本誌さっそくですが大臣、昨日(4月23日)の自民党政調会役員との懇談会の席上、鈴木首相は「世論が高まっている現代を逃すと行財政改革はできない」。

また、57年度予算編成については「増税なき財政再建を進めるために、一般歳出は今年と同額にならざるをえない。シーリング(予算概算要求ワク)は、6月の上旬、あるいは中旬に提示することになるが、各省庁には伸び率ゼロの概算要求作りに真剣に取り組んでもらいたい」と、行財政改革についての協力を強く要請されたそうですね。

中曽根そうです。

本誌鈴木首相も、最近では行政改革、財政改革と分けて言わずに、行財政改革という言葉をさかんに使っておられますが、この間の国会討論会で中曽根大臣も強調されていましたように、「行政」を「改革」するためには、当然のことながら、例えば、不公平税制の是正が裏打ちされていなければならないし、あるいはプライバシーとかいろんな問題等が新たにリンクしていくもんであるわけですね。

飯塚そうそう。全国の会員から電話が入りましたよ。中曽根大臣が、要するに、行政改革1本だけじゃあいかんのだ、と。その次に不公平税制の是正をやらなければ云々、ということを言われていたという話が……。

中曽根ほほう。いや、“栄養失調の行革”じゃあ、いかんと言うんです。

行革というのは、なにも「補助金カット」ばかりじゃないと、そういうふうな話をしたんですよ(笑い)。

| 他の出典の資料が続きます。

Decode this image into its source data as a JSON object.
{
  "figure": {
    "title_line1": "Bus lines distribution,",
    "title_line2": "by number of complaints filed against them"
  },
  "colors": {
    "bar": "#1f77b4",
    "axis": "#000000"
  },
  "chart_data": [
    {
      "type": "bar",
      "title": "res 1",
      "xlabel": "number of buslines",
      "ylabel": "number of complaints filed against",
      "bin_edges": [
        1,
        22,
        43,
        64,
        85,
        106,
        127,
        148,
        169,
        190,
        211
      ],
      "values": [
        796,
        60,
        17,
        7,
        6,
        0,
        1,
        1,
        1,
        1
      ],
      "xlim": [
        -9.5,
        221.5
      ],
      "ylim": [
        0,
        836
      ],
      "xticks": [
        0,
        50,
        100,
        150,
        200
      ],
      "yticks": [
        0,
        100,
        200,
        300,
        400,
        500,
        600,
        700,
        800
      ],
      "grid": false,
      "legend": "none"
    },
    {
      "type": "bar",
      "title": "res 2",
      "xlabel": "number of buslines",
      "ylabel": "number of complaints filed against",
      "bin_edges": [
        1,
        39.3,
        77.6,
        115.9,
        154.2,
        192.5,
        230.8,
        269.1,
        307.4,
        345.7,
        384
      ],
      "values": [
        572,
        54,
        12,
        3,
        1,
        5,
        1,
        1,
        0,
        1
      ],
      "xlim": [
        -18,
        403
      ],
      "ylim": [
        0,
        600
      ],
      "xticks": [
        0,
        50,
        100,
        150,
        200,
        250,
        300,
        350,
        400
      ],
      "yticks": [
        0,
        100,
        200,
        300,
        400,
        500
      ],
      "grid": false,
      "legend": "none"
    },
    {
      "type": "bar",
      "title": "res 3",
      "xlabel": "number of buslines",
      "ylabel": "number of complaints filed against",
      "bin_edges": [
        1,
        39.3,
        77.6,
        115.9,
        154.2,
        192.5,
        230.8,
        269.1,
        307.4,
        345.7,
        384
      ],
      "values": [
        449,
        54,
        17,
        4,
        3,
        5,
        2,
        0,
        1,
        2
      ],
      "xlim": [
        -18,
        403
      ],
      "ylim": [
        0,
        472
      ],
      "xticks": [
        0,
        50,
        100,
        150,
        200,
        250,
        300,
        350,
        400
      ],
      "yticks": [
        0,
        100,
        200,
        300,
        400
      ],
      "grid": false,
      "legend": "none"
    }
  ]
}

本誌で、いかがですか。大臣のほうのご計画は、思った方向に進んでおりますか。

中曽根ええ。だいたい思っている方向に、時間的にも進んでおりますね。

譬えていいますと、走り高飛びの助走がすんで、エイッ、とばかりに3メートルの高さのバーをクリヤーできるかどうかの、勝負どころに入って来ましたね(笑い)

飯塚あはははは……。

しかし、大臣、こういう時節ですからね、「総論」では正面きって反対もできないんで、やろうやろう、賛成だ、という感じなんですが、いよいよ「各論」に入ってくると、これからなかなか、内外ともども、大変じゃないかなあ、という気がしますね。

中曽根まさに、そうですね。

ですからね、一番大事なことは、こちらのスタンスをしっかりさせるということ。たとえ何が起ころうともたじろがないということが大事だと思いますね。

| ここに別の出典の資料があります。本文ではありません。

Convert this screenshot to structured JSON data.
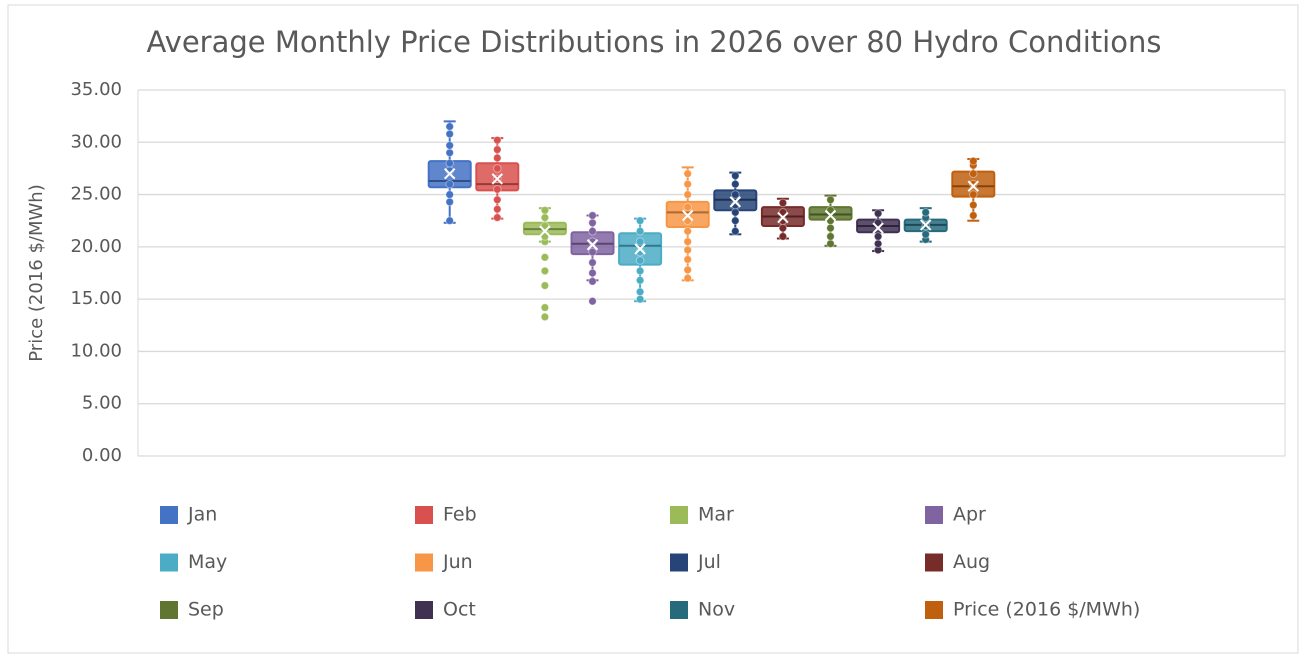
{
  "chart_data": {
    "type": "boxplot",
    "title": "Average Monthly Price Distributions in 2026 over 80 Hydro Conditions",
    "y_label": "Price  (2016 $/MWh)",
    "ylim": [
      0,
      35
    ],
    "yticks": [
      {
        "value": 0,
        "label": "0.00"
      },
      {
        "value": 5,
        "label": "5.00"
      },
      {
        "value": 10,
        "label": "10.00"
      },
      {
        "value": 15,
        "label": "15.00"
      },
      {
        "value": 20,
        "label": "20.00"
      },
      {
        "value": 25,
        "label": "25.00"
      },
      {
        "value": 30,
        "label": "30.00"
      },
      {
        "value": 35,
        "label": "35.00"
      }
    ],
    "grid": true,
    "series": [
      {
        "name": "Jan",
        "color": "#4472c4",
        "min": 22.3,
        "q1": 25.7,
        "median": 26.3,
        "q3": 28.2,
        "max": 32.0,
        "mean": 27.0,
        "points": [
          22.5,
          24.3,
          25.0,
          26.0,
          27.3,
          28.0,
          29.0,
          29.7,
          30.8,
          31.5
        ]
      },
      {
        "name": "Feb",
        "color": "#d9514e",
        "min": 22.7,
        "q1": 25.4,
        "median": 26.0,
        "q3": 28.0,
        "max": 30.4,
        "mean": 26.5,
        "points": [
          22.8,
          23.6,
          24.5,
          25.5,
          26.5,
          27.5,
          28.5,
          29.3,
          30.2
        ]
      },
      {
        "name": "Mar",
        "color": "#9bbb59",
        "min": 20.5,
        "q1": 21.2,
        "median": 21.7,
        "q3": 22.3,
        "max": 23.7,
        "mean": 21.5,
        "points": [
          13.3,
          14.2,
          16.3,
          17.7,
          19.0,
          20.5,
          21.0,
          22.0,
          22.8,
          23.5
        ]
      },
      {
        "name": "Apr",
        "color": "#8064a2",
        "min": 16.8,
        "q1": 19.3,
        "median": 20.3,
        "q3": 21.4,
        "max": 23.0,
        "mean": 20.2,
        "points": [
          14.8,
          16.7,
          17.5,
          18.5,
          19.5,
          20.5,
          21.5,
          22.3,
          23.0
        ]
      },
      {
        "name": "May",
        "color": "#4bacc6",
        "min": 14.8,
        "q1": 18.3,
        "median": 20.1,
        "q3": 21.3,
        "max": 22.7,
        "mean": 19.8,
        "points": [
          15.0,
          15.7,
          16.8,
          17.7,
          18.7,
          19.5,
          20.5,
          21.5,
          22.5
        ]
      },
      {
        "name": "Jun",
        "color": "#f79646",
        "min": 16.8,
        "q1": 21.9,
        "median": 23.3,
        "q3": 24.3,
        "max": 27.6,
        "mean": 23.0,
        "points": [
          17.0,
          17.8,
          18.8,
          19.7,
          20.5,
          21.5,
          22.5,
          23.8,
          25.0,
          26.0,
          27.0
        ]
      },
      {
        "name": "Jul",
        "color": "#264478",
        "min": 21.2,
        "q1": 23.5,
        "median": 24.5,
        "q3": 25.4,
        "max": 27.1,
        "mean": 24.3,
        "points": [
          21.5,
          22.5,
          23.3,
          24.0,
          25.0,
          26.0,
          26.8
        ]
      },
      {
        "name": "Aug",
        "color": "#772c2a",
        "min": 20.8,
        "q1": 22.0,
        "median": 22.9,
        "q3": 23.8,
        "max": 24.6,
        "mean": 22.8,
        "points": [
          21.0,
          21.8,
          22.5,
          23.3,
          24.2
        ]
      },
      {
        "name": "Sep",
        "color": "#5f7530",
        "min": 20.1,
        "q1": 22.6,
        "median": 23.1,
        "q3": 23.8,
        "max": 24.9,
        "mean": 23.0,
        "points": [
          20.3,
          21.0,
          21.8,
          22.5,
          23.5,
          24.5
        ]
      },
      {
        "name": "Oct",
        "color": "#403152",
        "min": 19.6,
        "q1": 21.4,
        "median": 22.0,
        "q3": 22.6,
        "max": 23.5,
        "mean": 21.8,
        "points": [
          19.7,
          20.3,
          21.0,
          22.3,
          23.2
        ]
      },
      {
        "name": "Nov",
        "color": "#276a7c",
        "min": 20.5,
        "q1": 21.5,
        "median": 22.1,
        "q3": 22.6,
        "max": 23.7,
        "mean": 22.1,
        "points": [
          20.7,
          21.2,
          22.0,
          22.8,
          23.3
        ]
      },
      {
        "name": "Price  (2016 $/MWh)",
        "color": "#c0600f",
        "min": 22.5,
        "q1": 24.8,
        "median": 25.8,
        "q3": 27.2,
        "max": 28.4,
        "mean": 25.8,
        "points": [
          23.0,
          24.0,
          25.0,
          26.0,
          27.0,
          27.8,
          28.2
        ]
      }
    ]
  }
}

たじろがないためには、思想なり、哲学なりがキチッと、しっかりしていないと出来ないですよ。

飯塚そうです。おっしゃる通りです。

本誌まさに、“不退転の決意”がなくては、できませんね。

中曽根そうです。ですから、私も勉強していますけれども、委員のみなさんがたにも、しっかりしたものにしてもらおうと思いまして、そういうビジョン委員会を作り、木内信胤(のぶたね)(現・世界経済調査会理事長)さんに委員長になっていただき、そちらのほうを専門にとりかかってもらっているところです。

本誌第2次臨時行政調査会(土光敏夫会長)の第1次の答申が、もうすぐ出ますね。

中曽根ええ、この7月に第1次の答申が行なわれ、57年度の予算にも影響を与えるようにとお願いしているわけです。

本誌その土光さんは、このところ、夜も眠られないそうですね。あの、十何年前かに書かれた第1次臨時行政調査会(故・佐藤喜一郎会長)の報告なんかを読まれていて……。

中曽根土光さんには本当に、よくやっていただいておりますよ。

この7月に出る予定の第2臨調の答申をどれだけ実行できるかということで、今回の行政改革の、8割の値うちが決められちゃいますからねえ。

飯塚われわれもね、“桟敷”からみておりまして、そんなふうな印象を受けますね。